Melaleuca cajuputi is used to produce a similar oil, known as cajuput oil, which is used in Southeast Asia to treat a variety of infections and to add fragrance to food and soaps.

Syzygium aromaticum (Clove)

The U.S. Food and Drug Administration (FDA) has reclassified eugenol (one of the chemicals contained in clove oil), downgrading its effectiveness rating. The FDA now believes not enough evidence indicates clove oil or eugenol is effective for toothache pain or a variety of other types of pain.

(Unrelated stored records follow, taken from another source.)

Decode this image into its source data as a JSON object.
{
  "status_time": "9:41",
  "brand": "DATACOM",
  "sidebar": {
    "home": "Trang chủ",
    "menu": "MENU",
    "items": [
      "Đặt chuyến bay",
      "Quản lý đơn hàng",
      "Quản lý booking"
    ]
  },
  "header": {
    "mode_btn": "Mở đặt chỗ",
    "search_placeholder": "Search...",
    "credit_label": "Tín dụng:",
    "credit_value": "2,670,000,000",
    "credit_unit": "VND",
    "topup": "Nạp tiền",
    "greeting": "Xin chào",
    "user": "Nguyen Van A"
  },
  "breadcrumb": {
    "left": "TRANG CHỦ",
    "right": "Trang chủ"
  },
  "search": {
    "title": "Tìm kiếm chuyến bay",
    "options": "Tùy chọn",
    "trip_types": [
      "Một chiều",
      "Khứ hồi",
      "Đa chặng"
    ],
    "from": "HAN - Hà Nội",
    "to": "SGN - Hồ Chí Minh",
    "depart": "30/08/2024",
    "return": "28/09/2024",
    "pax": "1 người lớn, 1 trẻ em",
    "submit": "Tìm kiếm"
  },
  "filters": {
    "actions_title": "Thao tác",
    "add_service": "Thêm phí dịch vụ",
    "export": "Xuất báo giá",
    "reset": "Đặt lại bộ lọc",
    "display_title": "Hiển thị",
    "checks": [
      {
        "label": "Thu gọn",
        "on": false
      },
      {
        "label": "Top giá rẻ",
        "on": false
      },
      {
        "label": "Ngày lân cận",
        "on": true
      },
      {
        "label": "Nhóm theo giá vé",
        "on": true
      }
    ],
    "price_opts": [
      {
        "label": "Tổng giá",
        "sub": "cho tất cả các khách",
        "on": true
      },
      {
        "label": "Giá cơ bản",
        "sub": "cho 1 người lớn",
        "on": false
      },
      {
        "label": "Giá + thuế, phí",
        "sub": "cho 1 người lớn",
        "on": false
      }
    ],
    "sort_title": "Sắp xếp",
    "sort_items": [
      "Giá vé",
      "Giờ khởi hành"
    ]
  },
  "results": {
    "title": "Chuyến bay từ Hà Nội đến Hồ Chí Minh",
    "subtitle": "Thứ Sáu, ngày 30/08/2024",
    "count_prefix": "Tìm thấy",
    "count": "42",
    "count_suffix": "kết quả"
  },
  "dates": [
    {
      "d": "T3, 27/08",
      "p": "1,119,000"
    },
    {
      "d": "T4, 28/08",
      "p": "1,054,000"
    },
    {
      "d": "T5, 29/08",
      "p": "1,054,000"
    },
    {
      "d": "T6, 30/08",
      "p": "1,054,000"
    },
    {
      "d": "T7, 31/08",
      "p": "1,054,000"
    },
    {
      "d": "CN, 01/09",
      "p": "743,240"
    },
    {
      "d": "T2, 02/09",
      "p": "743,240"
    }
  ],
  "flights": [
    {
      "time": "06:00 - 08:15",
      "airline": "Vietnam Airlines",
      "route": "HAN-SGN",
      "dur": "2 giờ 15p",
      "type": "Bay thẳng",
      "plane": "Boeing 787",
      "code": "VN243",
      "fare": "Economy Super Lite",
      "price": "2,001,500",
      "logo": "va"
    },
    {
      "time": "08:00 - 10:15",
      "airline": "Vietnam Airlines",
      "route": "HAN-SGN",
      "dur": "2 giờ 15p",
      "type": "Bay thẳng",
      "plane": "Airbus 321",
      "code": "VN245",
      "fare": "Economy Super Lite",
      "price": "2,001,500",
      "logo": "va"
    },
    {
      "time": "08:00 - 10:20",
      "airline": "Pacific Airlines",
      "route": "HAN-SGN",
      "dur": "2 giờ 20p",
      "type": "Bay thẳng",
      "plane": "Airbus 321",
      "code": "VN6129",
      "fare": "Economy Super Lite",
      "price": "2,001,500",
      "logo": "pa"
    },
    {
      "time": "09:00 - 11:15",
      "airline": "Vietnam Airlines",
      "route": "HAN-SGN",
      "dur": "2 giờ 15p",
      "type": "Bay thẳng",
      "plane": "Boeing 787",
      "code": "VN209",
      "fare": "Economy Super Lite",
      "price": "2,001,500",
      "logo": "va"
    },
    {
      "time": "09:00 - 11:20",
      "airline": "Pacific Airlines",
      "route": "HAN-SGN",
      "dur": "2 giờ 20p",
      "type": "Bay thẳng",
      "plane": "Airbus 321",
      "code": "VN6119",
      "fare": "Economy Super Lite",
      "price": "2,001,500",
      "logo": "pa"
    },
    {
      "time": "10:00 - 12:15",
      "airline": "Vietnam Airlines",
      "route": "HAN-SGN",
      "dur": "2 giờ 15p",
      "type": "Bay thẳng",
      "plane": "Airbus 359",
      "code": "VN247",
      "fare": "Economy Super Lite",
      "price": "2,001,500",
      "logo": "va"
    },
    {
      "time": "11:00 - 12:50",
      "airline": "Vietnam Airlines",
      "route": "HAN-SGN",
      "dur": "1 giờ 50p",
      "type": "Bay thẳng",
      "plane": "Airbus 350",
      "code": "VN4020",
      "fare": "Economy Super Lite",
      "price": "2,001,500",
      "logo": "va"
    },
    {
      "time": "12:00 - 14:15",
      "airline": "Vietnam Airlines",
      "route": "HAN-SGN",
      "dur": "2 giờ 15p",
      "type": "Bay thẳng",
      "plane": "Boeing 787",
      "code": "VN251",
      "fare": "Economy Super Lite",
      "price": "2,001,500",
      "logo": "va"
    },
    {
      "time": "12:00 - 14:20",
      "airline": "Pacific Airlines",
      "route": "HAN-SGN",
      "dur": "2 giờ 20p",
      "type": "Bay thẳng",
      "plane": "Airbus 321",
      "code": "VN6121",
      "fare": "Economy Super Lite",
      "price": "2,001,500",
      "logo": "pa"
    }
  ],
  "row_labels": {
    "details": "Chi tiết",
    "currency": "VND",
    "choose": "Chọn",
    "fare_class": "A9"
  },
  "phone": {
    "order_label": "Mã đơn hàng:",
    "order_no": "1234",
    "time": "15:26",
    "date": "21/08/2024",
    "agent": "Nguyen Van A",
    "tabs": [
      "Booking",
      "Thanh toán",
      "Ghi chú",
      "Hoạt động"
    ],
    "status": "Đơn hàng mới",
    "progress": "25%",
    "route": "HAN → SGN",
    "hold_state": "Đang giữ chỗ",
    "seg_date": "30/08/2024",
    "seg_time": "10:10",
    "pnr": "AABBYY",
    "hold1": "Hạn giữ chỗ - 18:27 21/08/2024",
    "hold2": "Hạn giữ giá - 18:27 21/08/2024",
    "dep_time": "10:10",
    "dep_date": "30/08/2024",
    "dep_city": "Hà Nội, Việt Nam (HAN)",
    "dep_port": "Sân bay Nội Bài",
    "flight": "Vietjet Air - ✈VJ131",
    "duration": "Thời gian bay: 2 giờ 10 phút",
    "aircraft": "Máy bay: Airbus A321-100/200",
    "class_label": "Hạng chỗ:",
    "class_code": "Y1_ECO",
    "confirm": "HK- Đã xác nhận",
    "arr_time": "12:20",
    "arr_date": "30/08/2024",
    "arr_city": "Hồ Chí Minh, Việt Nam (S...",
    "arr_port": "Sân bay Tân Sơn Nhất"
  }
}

Studies to determine its effectiveness for fever reduction, as a mosquito repellent, and to prevent premature ejaculation have been inconclusive. It remains unproven whether clove may reduce blood sugar levels.

In addition, clove oil is used in preparation of some toothpastes and Clovacaine solution, which is a local anesthetic used in oral ulceration and inflammation. Eugenol (or clove oil generally) is mixed with zinc oxide to form a temporary tooth cavity filling.

Clove oil can be used to anesthetize fish, and prolonged exposure to higher doses (the recommended dose is 400 mg/l) is considered a humane means of euthanasia.

 

Ajwain

Ajwain is used as medicinal plant in traditional Ayurvedic medicine; primarily for stomach disorders such as indigestion, flatulence, and others but also for its supposed antispasmodic and carminative properties. In general the crushed fruits are applied externally as a poultice.